I think there is an general notion in our society that people who are really successful in life (successful in terms of vocational satisfaction and fulfillment, not necessarily financially) have arrived where they are because they happened to be really smart, had the right connections, the right support, or just simply have certain predispositions that we don’t have. While some of that may be true, I think the majority of their success comes down to their persistence and willingness to tolerate being uncomfortable as they stepped out to fulfill the truest version of themselves. Additionally, people who have crafted particular vocations for themselves dedicate a tremendous amount of time to the expression of that thing. In Malcolm Gladwell’s book Outliers: The Story of Success, he writes that it takes roughly 10,000 hours to achieve mastery in a given field.

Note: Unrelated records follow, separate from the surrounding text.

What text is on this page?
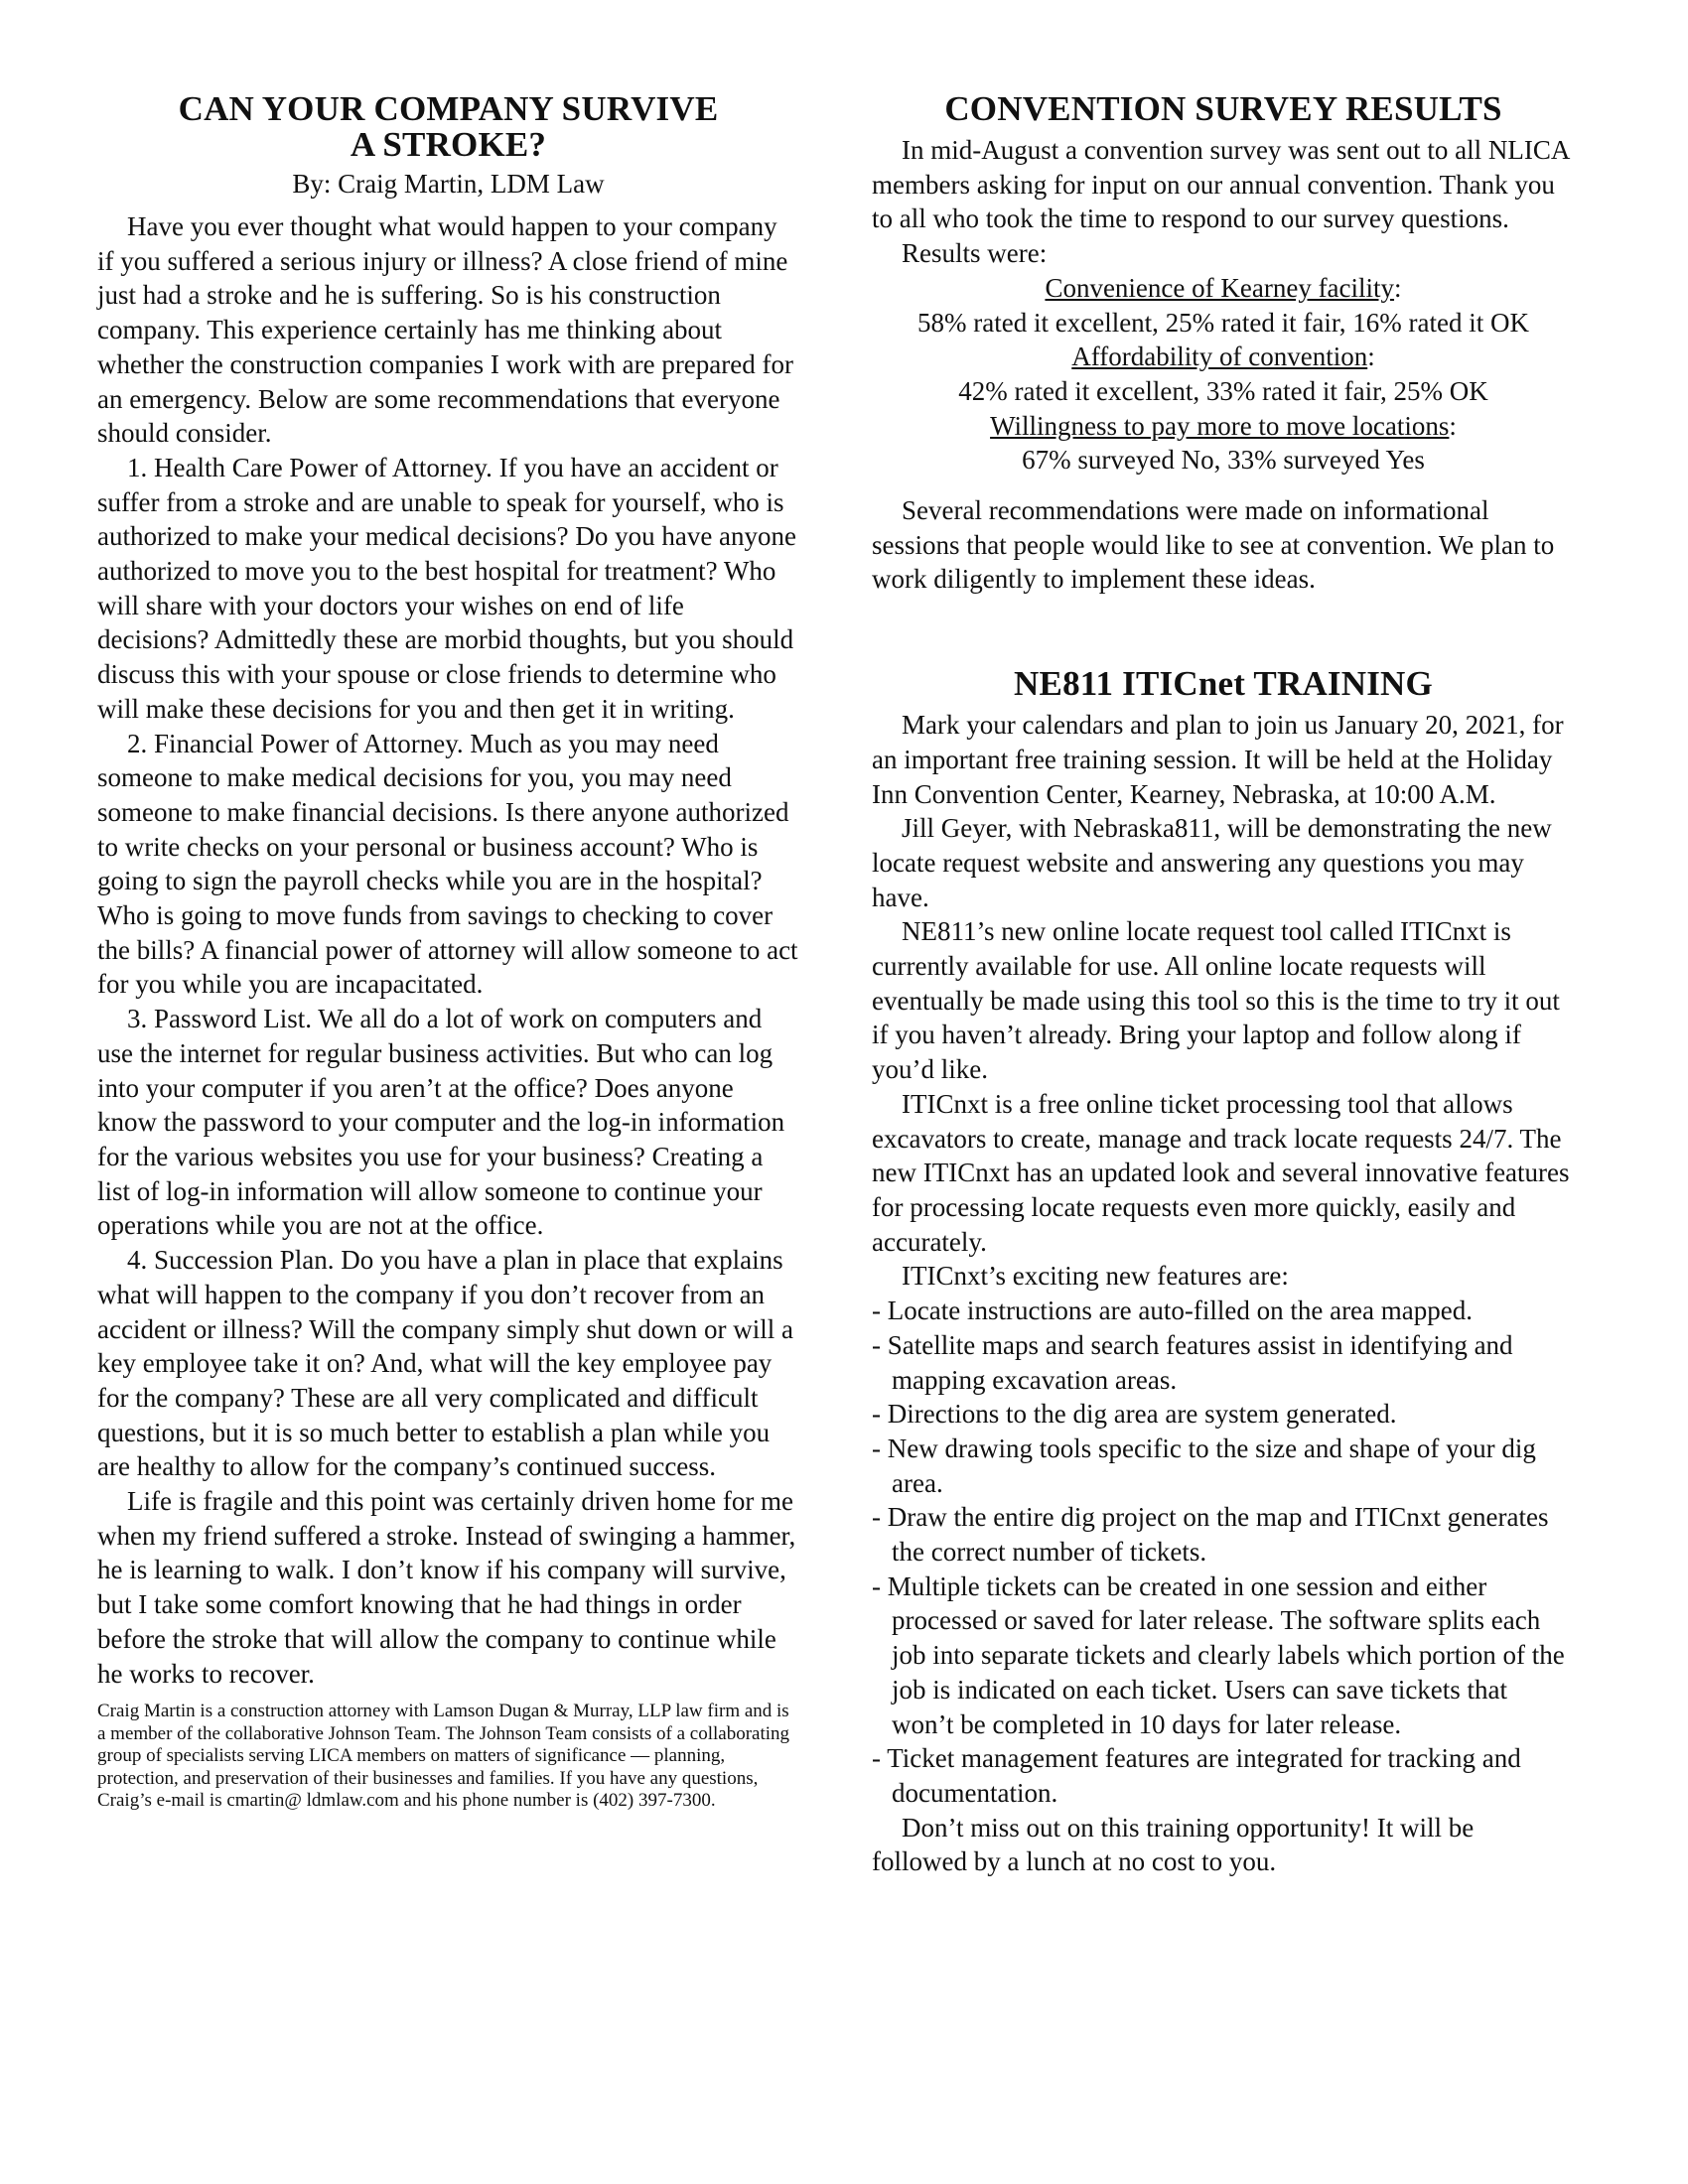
CAN YOUR COMPANY SURVIVE
A STROKE?
By: Craig Martin, LDM Law

Have you ever thought what would happen to your company if you suffered a serious injury or illness? A close friend of mine just had a stroke and he is suffering. So is his construction company. This experience certainly has me thinking about whether the construction companies I work with are prepared for an emergency. Below are some recommendations that everyone should consider.

1. Health Care Power of Attorney. If you have an accident or suffer from a stroke and are unable to speak for yourself, who is authorized to make your medical decisions? Do you have anyone authorized to move you to the best hospital for treatment? Who will share with your doctors your wishes on end of life decisions? Admittedly these are morbid thoughts, but you should discuss this with your spouse or close friends to determine who will make these decisions for you and then get it in writing.

2. Financial Power of Attorney. Much as you may need someone to make medical decisions for you, you may need someone to make financial decisions. Is there anyone authorized to write checks on your personal or business account? Who is going to sign the payroll checks while you are in the hospital? Who is going to move funds from savings to checking to cover the bills? A financial power of attorney will allow someone to act for you while you are incapacitated.

3. Password List. We all do a lot of work on computers and use the internet for regular business activities. But who can log into your computer if you aren’t at the office? Does anyone know the password to your computer and the log-in information for the various websites you use for your business? Creating a list of log-in information will allow someone to continue your operations while you are not at the office.

4. Succession Plan. Do you have a plan in place that explains what will happen to the company if you don’t recover from an accident or illness? Will the company simply shut down or will a key employee take it on? And, what will the key employee pay for the company? These are all very complicated and difficult questions, but it is so much better to establish a plan while you are healthy to allow for the company’s continued success.

Life is fragile and this point was certainly driven home for me when my friend suffered a stroke. Instead of swinging a hammer, he is learning to walk. I don’t know if his company will survive, but I take some comfort knowing that he had things in order before the stroke that will allow the company to continue while he works to recover.

Craig Martin is a construction attorney with Lamson Dugan & Murray, LLP law firm and is a member of the collaborative Johnson Team. The Johnson Team consists of a collaborating group of specialists serving LICA members on matters of significance — planning, protection, and preservation of their businesses and families. If you have any questions, Craig’s e-mail is cmartin@ ldmlaw.com and his phone number is (402) 397-7300.

CONVENTION SURVEY RESULTS

In mid-August a convention survey was sent out to all NLICA members asking for input on our annual convention. Thank you to all who took the time to respond to our survey questions.

Results were:

Convenience of Kearney facility:

58% rated it excellent, 25% rated it fair, 16% rated it OK

Affordability of convention:

42% rated it excellent, 33% rated it fair, 25% OK

Willingness to pay more to move locations:

67% surveyed No, 33% surveyed Yes

Several recommendations were made on informational sessions that people would like to see at convention. We plan to work diligently to implement these ideas.

NE811 ITICnet TRAINING

Mark your calendars and plan to join us January 20, 2021, for an important free training session. It will be held at the Holiday Inn Convention Center, Kearney, Nebraska, at 10:00 A.M.

Jill Geyer, with Nebraska811, will be demonstrating the new locate request website and answering any questions you may have.

NE811’s new online locate request tool called ITICnxt is currently available for use. All online locate requests will eventually be made using this tool so this is the time to try it out if you haven’t already. Bring your laptop and follow along if you’d like.

ITICnxt is a free online ticket processing tool that allows excavators to create, manage and track locate requests 24/7. The new ITICnxt has an updated look and several innovative features for processing locate requests even more quickly, easily and accurately.

ITICnxt’s exciting new features are:

- Locate instructions are auto-filled on the area mapped.
- Satellite maps and search features assist in identifying and mapping excavation areas.
- Directions to the dig area are system generated.
- New drawing tools specific to the size and shape of your dig area.
- Draw the entire dig project on the map and ITICnxt generates the correct number of tickets.
- Multiple tickets can be created in one session and either processed or saved for later release. The software splits each job into separate tickets and clearly labels which portion of the job is indicated on each ticket. Users can save tickets that won’t be completed in 10 days for later release.
- Ticket management features are integrated for tracking and documentation.

Don’t miss out on this training opportunity! It will be followed by a lunch at no cost to you.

He cites examples from Mozart to Bill Gates to The Beatles to elite violinists. In each of these cases, those involved spent thousands upon thousands of hours honing their craft, practicing their skills, and tolerated those challenging periods of discomfort. (This article gives a great summary of the book.)2
My friend Jeremiah stated that a few years back he “put his flag in the ground” and determined there was no plan-B—he dedicating himself to pursuing his dream of becoming a photographer. When I first met him in Vietnam three years ago, he was a talented photographer who had already put in hundreds of hours honing his skills. Over the last three years, he has continued to dedicate hundreds, probably thousands of hours, to the continued development of his craft. I have no doubt that he will achieve his goal and at some point in the future he will enjoy great success and fulfillment. People might then look at him and admire his work and his success, but they won’t necessarily know the tremendous about of time, sweat, discomfort, boldness, and perseverance that went into getting to that place.
I’m content with my job right now, but there are a number of additional facets of my life that I desire to express in a greater capacity. Rather than being impatient and frustrated that certain things haven’t materialized the way that I wish they would, I’m learning to just start putting my nose the ground, put in the time, say yes to opportunities even when they feel uncomfortable, put in the time, dream, work on being more disciplined, and put in more time!

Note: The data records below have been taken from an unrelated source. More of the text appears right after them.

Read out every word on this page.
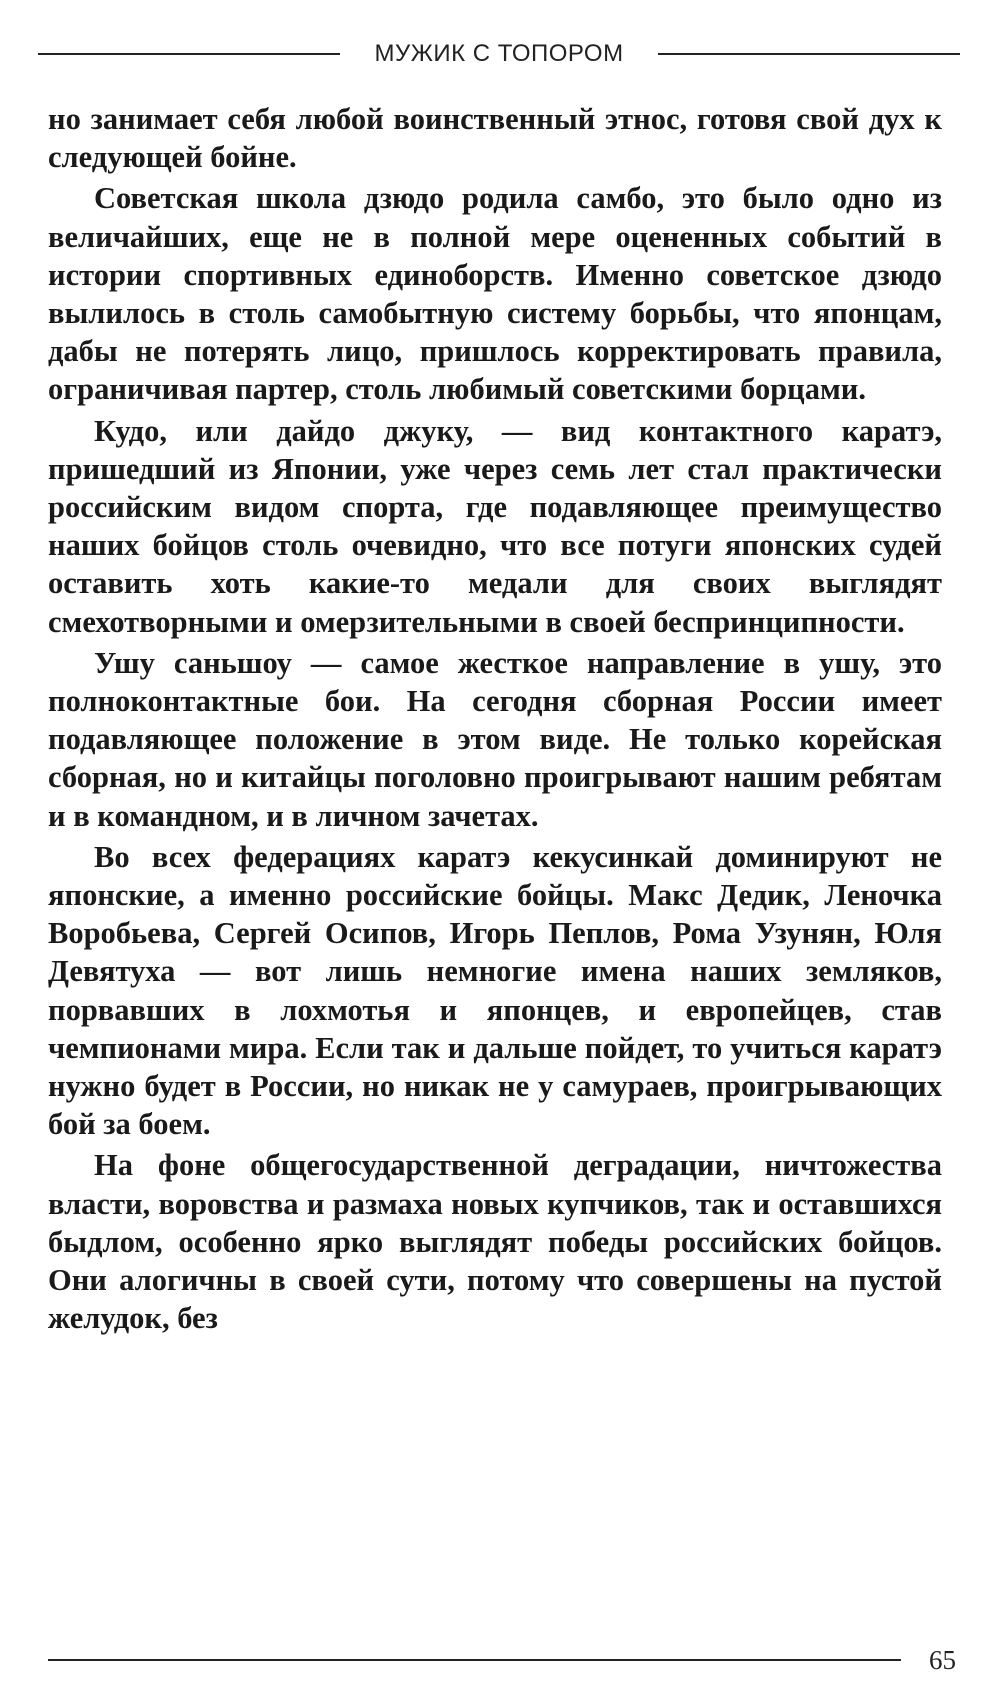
МУЖИК С ТОПОРОМ

но занимает себя любой воинственный этнос, готовя свой дух к следующей бойне.

Советская школа дзюдо родила самбо, это было одно из величайших, еще не в полной мере оцененных событий в истории спортивных единоборств. Именно советское дзюдо вылилось в столь самобытную систему борьбы, что японцам, дабы не потерять лицо, пришлось корректировать правила, ограничивая партер, столь любимый советскими борцами.

Кудо, или дайдо джуку, — вид контактного каратэ, пришедший из Японии, уже через семь лет стал практически российским видом спорта, где подавляющее преимущество наших бойцов столь очевидно, что все потуги японских судей оставить хоть какие-то медали для своих выглядят смехотворными и омерзительными в своей беспринципности.

Ушу саньшоу — самое жесткое направление в ушу, это полноконтактные бои. На сегодня сборная России имеет подавляющее положение в этом виде. Не только корейская сборная, но и китайцы поголовно проигрывают нашим ребятам и в командном, и в личном зачетах.

Во всех федерациях каратэ кекусинкай доминируют не японские, а именно российские бойцы. Макс Дедик, Леночка Воробьева, Сергей Осипов, Игорь Пеплов, Рома Узунян, Юля Девятуха — вот лишь немногие имена наших земляков, порвавших в лохмотья и японцев, и европейцев, став чемпионами мира. Если так и дальше пойдет, то учиться каратэ нужно будет в России, но никак не у самураев, проигрывающих бой за боем.

На фоне общегосударственной деградации, ничтожества власти, воровства и размаха новых купчиков, так и оставшихся быдлом, особенно ярко выглядят победы российских бойцов. Они алогичны в своей сути, потому что совершены на пустой желудок, без

65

Lastly, I came across a line that triggered a paradigm shift for me about 6-months ago. The line read, “Your level of success, will rarely exceed your level of personal development.”3 I realized that I cannot expect to make much progress toward the things that bring me fulfillment if I am out of touch with myself, lacking a meaningful prayer life, not taking time to examen myself daily, and not developing myself as a person. To give just one example, a few months ago I was spending a lot of time looking outward for schools and training programs for Spiritual Direction, when I should have been spending an equal or greater amount of time looking inward and acknowledging the skills, gifts, and talents that I already possess.
I hope this message isn’t discouraging, as if we have to dedicate 10,000 hours toward something in order to participate meaningfully in it. I’ve taken these thoughts as a challenge to: A. Examen my life to see what I may have already dedicated thousands of hours to in order to see how I might be able to step out in those areas. B. Consider how I can begin dedicating more time toward the areas in which I desire to see a greater expression and manifestation in. Nothing of real significance will happen if I don’t.
If we can persevere, put our flags down like my friend said, and put in the time; the chances are pretty good that someday in the near future we will suddenly find ourselves fruitfully involved in meaningful modes of vocation.
Fellow Pilgrims: May you be reminded of your vocational call. May you not be discouraged by the distance between where you are now and where you want to be. May you begin taking steps and manifesting small versions of your call and putting in the time to develop the experience, skills, and resources necessary to make that call a reality. May you identify those who you admire and learn more about the journey they took to get where they are today. May you be reminded that the things you do with your life come out of the overflow of who you are.
1View Jeremiah Bostwick’s website.
3This quote is attributed to Jim Rohn.